FAQs on Derivation of Equation of Motion
1. What are the three fundamental equations of motion for an object moving with uniform acceleration?
The three equations of motion describe the relationship between displacement, velocity, acceleration, and time for an object in motion. For the 2025-26 CBSE syllabus, they are:
- First Equation (Velocity-Time Relation): v = u + at
- Second Equation (Position-Time Relation): s = ut + (1/2)at²
- Third Equation (Position-Velocity Relation): v² = u² + 2as
Here, 'u' is the initial velocity, 'v' is the final velocity, 'a' is the constant acceleration, 't' is the time interval, and 's' is the displacement.
2. What is the single most important condition that must be met to apply these three equations of motion?
The most critical condition is that the acceleration ('a') of the object must be constant. If the acceleration is changing, these equations are not valid. For example, they can be used for a ball in freefall (where acceleration 'g' is constant) but not for a car accelerating and braking unpredictably in traffic.
3. What are the different methods used to derive the equations of motion?
There are three primary methods taught in the NCERT curriculum to derive the equations of motion:
- Algebraic Method: Uses basic algebraic manipulation of the definitions of acceleration and average velocity.
- Graphical Method: Involves analysing the slope and area of a velocity-time graph. This method is highly visual and a key topic in Class 9.
- Calculus Method: Uses integration and differentiation, starting from the fundamental definitions a = dv/dt and v = ds/dt.
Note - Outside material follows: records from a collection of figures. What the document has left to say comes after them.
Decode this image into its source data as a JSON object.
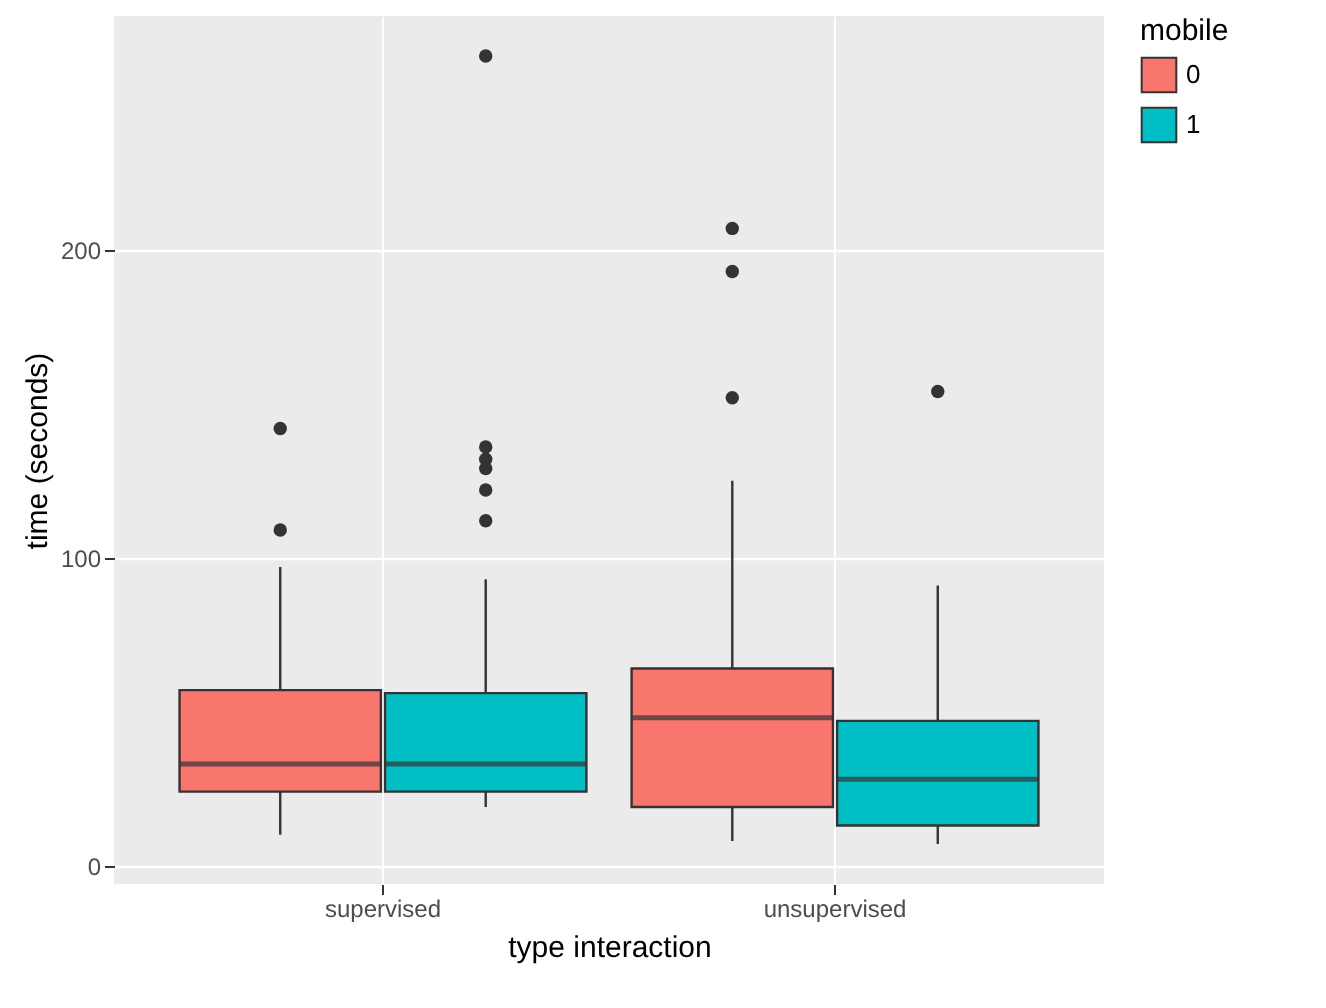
{
  "chart_data": {
    "type": "box",
    "xlabel": "type interaction",
    "ylabel": "time (seconds)",
    "legend_title": "mobile",
    "categories": [
      "supervised",
      "unsupervised"
    ],
    "series": [
      {
        "name": "0",
        "color": "#f8766d",
        "boxes": [
          {
            "low": 10,
            "q1": 24,
            "median": 33,
            "q3": 57,
            "high": 97,
            "outliers": [
              109,
              142
            ]
          },
          {
            "low": 8,
            "q1": 19,
            "median": 48,
            "q3": 64,
            "high": 125,
            "outliers": [
              152,
              193,
              207
            ]
          }
        ]
      },
      {
        "name": "1",
        "color": "#00bfc4",
        "boxes": [
          {
            "low": 19,
            "q1": 24,
            "median": 33,
            "q3": 56,
            "high": 93,
            "outliers": [
              112,
              122,
              129,
              132,
              136,
              263
            ]
          },
          {
            "low": 7,
            "q1": 13,
            "median": 28,
            "q3": 47,
            "high": 91,
            "outliers": [
              154
            ]
          }
        ]
      }
    ],
    "ylim": [
      -6,
      276
    ],
    "yticks": [
      0,
      100,
      200
    ],
    "grid": true,
    "legend": "right"
  }
}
This is typically introduced in Class 11.
4. How is the second equation of motion, s = ut + ½at², derived using the graphical method?
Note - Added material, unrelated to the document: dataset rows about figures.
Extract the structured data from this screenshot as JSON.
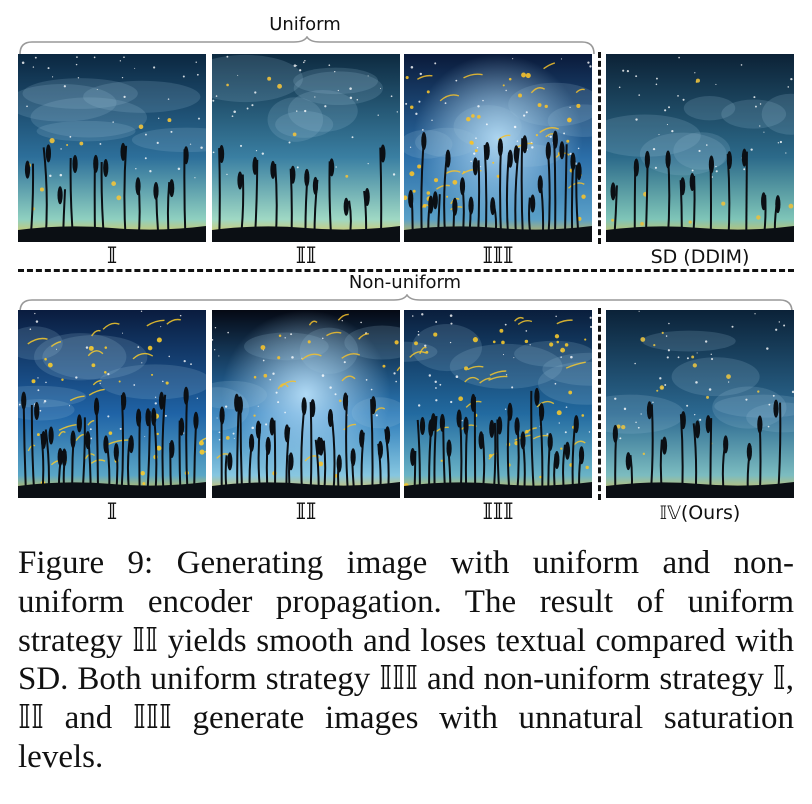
{
  "groups": {
    "uniform_label": "Uniform",
    "non_uniform_label": "Non-uniform"
  },
  "row1": [
    {
      "caption": "𝕀",
      "variant": "a"
    },
    {
      "caption": "𝕀𝕀",
      "variant": "b"
    },
    {
      "caption": "𝕀𝕀𝕀",
      "variant": "c"
    },
    {
      "caption": "SD (DDIM)",
      "variant": "d"
    }
  ],
  "row2": [
    {
      "caption": "𝕀",
      "variant": "e"
    },
    {
      "caption": "𝕀𝕀",
      "variant": "f"
    },
    {
      "caption": "𝕀𝕀𝕀",
      "variant": "g"
    },
    {
      "caption": "𝕀𝕍(Ours)",
      "variant": "h"
    }
  ],
  "figure_caption": {
    "label": "Figure 9:",
    "text": "Generating image with uniform and non-uniform encoder propagation. The result of uniform strategy 𝕀𝕀 yields smooth and loses textual compared with SD. Both uniform strategy 𝕀𝕀𝕀 and non-uniform strategy 𝕀, 𝕀𝕀 and 𝕀𝕀𝕀 generate images with unnatural saturation levels."
  }
}
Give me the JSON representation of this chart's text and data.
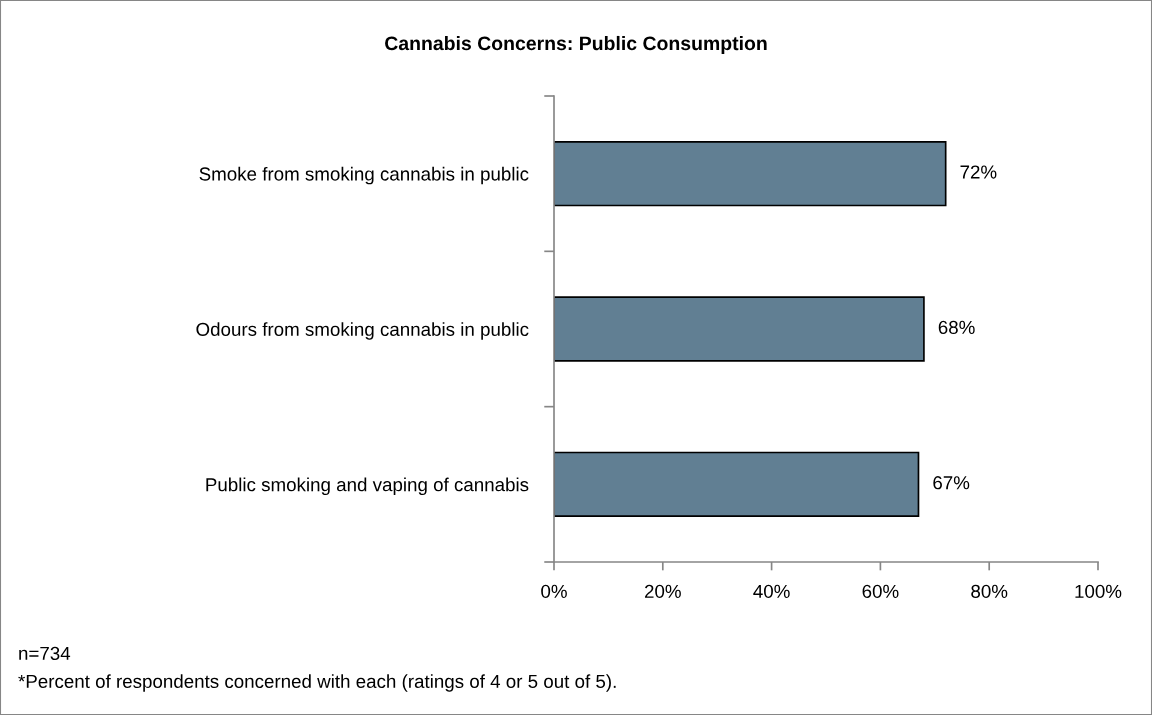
{
  "chart_data": {
    "type": "bar",
    "orientation": "horizontal",
    "title": "Cannabis Concerns: Public Consumption",
    "categories": [
      "Smoke from smoking cannabis in public",
      "Odours from smoking cannabis in public",
      "Public smoking and vaping of cannabis"
    ],
    "values": [
      72,
      68,
      67
    ],
    "color": "#617f93",
    "value_labels": [
      "72%",
      "68%",
      "67%"
    ],
    "xlim": [
      0,
      100
    ],
    "xticks": [
      {
        "value": 0,
        "label": "0%"
      },
      {
        "value": 20,
        "label": "20%"
      },
      {
        "value": 40,
        "label": "40%"
      },
      {
        "value": 60,
        "label": "60%"
      },
      {
        "value": 80,
        "label": "80%"
      },
      {
        "value": 100,
        "label": "100%"
      }
    ],
    "annotations": [
      "n=734",
      "*Percent of respondents concerned with each (ratings of 4 or 5 out of 5)."
    ]
  }
}
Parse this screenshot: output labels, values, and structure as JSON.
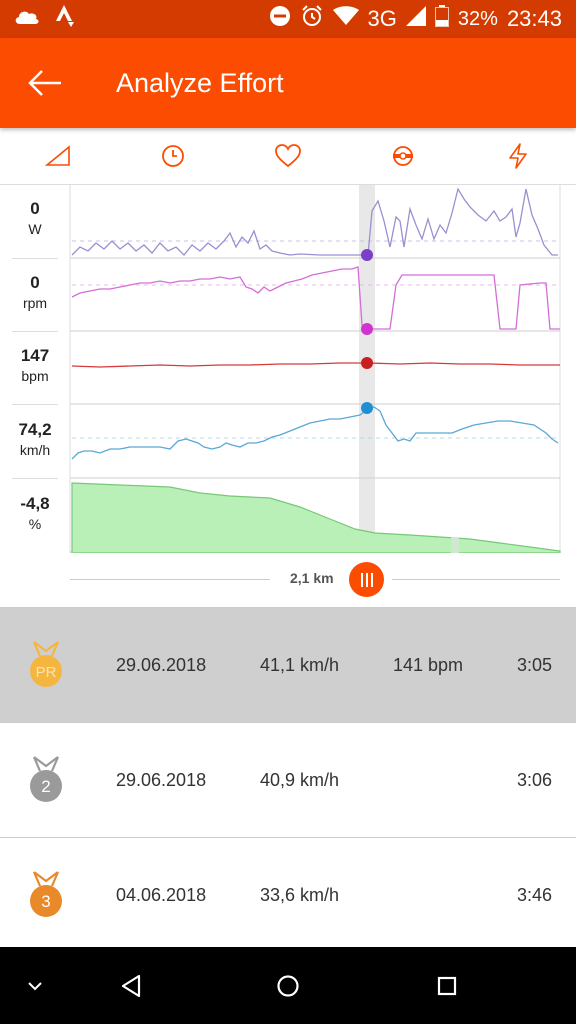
{
  "status": {
    "network": "3G",
    "battery": "32%",
    "time": "23:43",
    "icons": [
      "cloud-icon",
      "strava-icon",
      "dnd-icon",
      "alarm-icon",
      "wifi-icon",
      "signal-icon",
      "battery-icon"
    ]
  },
  "header": {
    "title": "Analyze Effort"
  },
  "tabs": [
    {
      "icon": "grade-icon"
    },
    {
      "icon": "clock-icon"
    },
    {
      "icon": "heart-icon"
    },
    {
      "icon": "cadence-icon"
    },
    {
      "icon": "power-icon"
    }
  ],
  "metrics": [
    {
      "value": "0",
      "unit": "W"
    },
    {
      "value": "0",
      "unit": "rpm"
    },
    {
      "value": "147",
      "unit": "bpm"
    },
    {
      "value": "74,2",
      "unit": "km/h"
    },
    {
      "value": "-4,8",
      "unit": "%"
    }
  ],
  "scrubber": {
    "distance": "2,1 km"
  },
  "colors": {
    "accent": "#fc4c02",
    "power": "#9b8fd0",
    "cadence": "#d46ed6",
    "heart": "#d43a3a",
    "speed": "#5aa8d6",
    "grade_fill": "#b8f0b8",
    "grade_line": "#78c878"
  },
  "efforts": [
    {
      "rank": "PR",
      "medal_color": "#f5b640",
      "date": "29.06.2018",
      "speed": "41,1 km/h",
      "heart_rate": "141 bpm",
      "time": "3:05"
    },
    {
      "rank": "2",
      "medal_color": "#9a9a9a",
      "date": "29.06.2018",
      "speed": "40,9 km/h",
      "heart_rate": "",
      "time": "3:06"
    },
    {
      "rank": "3",
      "medal_color": "#e8892a",
      "date": "04.06.2018",
      "speed": "33,6 km/h",
      "heart_rate": "",
      "time": "3:46"
    }
  ],
  "nav": {
    "icons": [
      "chevron-down-icon",
      "back-triangle-icon",
      "home-circle-icon",
      "recents-square-icon"
    ]
  }
}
Using the graphical method, the displacement (s) is represented by the area under the velocity-time graph. For an object with initial velocity 'u' and final velocity 'v' over time 't', this area forms a trapezium. This area can be split into:
- A rectangle with area = u × t.
- A triangle with area = ½ × base × height = ½ × t × (v-u).
Since we know from the first equation that (v-u) = at, the triangle's area becomes ½ × t × (at) = ½at². Adding the areas gives the total displacement: s = ut + ½at².
5. Why is it important to understand the derivation of these equations, not just memorise the formulas?
Understanding the derivation is crucial for deep conceptual clarity. It helps you to:
- Grasp the fundamental relationship between displacement, velocity, and acceleration.
- Recognise the assumptions made, such as the requirement of constant acceleration.
- Apply the concepts to solve complex problems, rather than just plugging numbers into a formula.
- Develop a stronger foundation for more advanced topics in Physics, like projectile motion and work-energy theorems.
6. How does the calculus method of derivation differ from the graphical method?
The key difference lies in their approach. The graphical method is a visual representation that relies on geometric shapes (area of a trapezium) to find total displacement. The calculus method is more fundamental; it treats motion as a series of infinitesimal (extremely small) changes. By integrating the instantaneous velocity (v = ds/dt) with respect to time, we can precisely sum up these tiny displacements to find the total displacement, providing a more powerful tool that forms the basis of modern physics.
7. Can the standard equations of motion be used for an object in uniform circular motion?
No, the standard linear equations of motion cannot be directly applied to uniform circular motion. While the object's speed might be constant, its velocity is continuously changing because its direction of motion is always changing. This change in velocity means there is an acceleration (centripetal acceleration), but it is not constant in direction. Therefore, the conditions for using v = u + at, etc., are not met. Rotational motion has its own set of kinematic equations.